Festivalphoto: With so many albums, and so many classic tracks, does it make it easy or hard to pick a setlist for a tour?
Nigel:It's actually a nightmare! - when you tour a new album you have to play new songs - that's why you go on the road in the first place, to promote it - then people want to hear the classics - other people want to hear certain songs and others want different ones - it's impossible to please everyone - then there are songs each member of the band loves so that has to be considered too - as i say it's a nightmare but a good one, what with having so many to choose from!
Festivalphoto: When touring, how much influence do the band have over the choice of support bands?
Nigel: It's generally a joint decision between the band, the management, our booking agent, and the promoters - there's no general rule - the bands we've had on the UK and European legs this tour have been great!
Festivalphoto: What are the biggest changes you've seen in the music industry over your long career?
Nigel: Obviously there have been shifts in popularity of the different genres of music - and a lot of one-off fads - for me the big change has been in the way record companies operate - when we started, a band was signed to a company for say a four album deal, then they would nurture you, advise you in your career, do their best for you so you, as a band, would grow both musically and hopefully popularity-wise - it was everyone pulling together -the record company, band, management etc - nowadays it seems as if the big record companies are only interested in instant hits - if you fail it's bye-bye! - and the smaller ones have to operate on much tighter budgets.

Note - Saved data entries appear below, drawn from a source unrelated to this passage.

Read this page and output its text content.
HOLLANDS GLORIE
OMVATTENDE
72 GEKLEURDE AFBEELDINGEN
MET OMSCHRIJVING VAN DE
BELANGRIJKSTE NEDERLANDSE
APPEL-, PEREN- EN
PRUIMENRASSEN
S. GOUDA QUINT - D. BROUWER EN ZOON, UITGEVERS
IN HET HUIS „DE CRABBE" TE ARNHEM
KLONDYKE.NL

Festivalphoto: What bands/artists influenced you to start playing music?
Nigel: That's a hard one - there were so many! - once i decided to play the drums seriously i would listen to bands like Genesis, PFM, Barclay James Harvest, Procul Harum, Kansas, Rush, Jethro Tull, Cream, Cactus, Vanilla Fudge, Grand Funk - shall i stop now? -) - sorry but the list is endless!!
Festivalphoto: What bands do you listen to these days?
Nigel: Pretty much of all of the bands above but also Porcupine Tree, Evergrey, Sigur Ros, Goldfrapp etc etc - i have quite a diverse taste and also love a lot of classical stuff and Russian Orthodox choral music - actually one of my favourite bands is Riverside from Poland - and they came to our gig in Antwerp so i got to meet them and now Piotr, Michal, and Mariusz and i are going to keep in touch and hopefully meet up when we play Poland next.
Festivalphoto: For you, what is the best part about being in Saxon?
Nigel: It's been great to visit countries i might never have gone to, i've made a lot of friends, both musicians and otherwise, and i'm doing something i love - playing drums, composing music etc - and playing in a band with a great bunch of guys who are truly special friends.
Festivalphoto: Thank you for your time.
Nigel: You're very welcome - thank you too!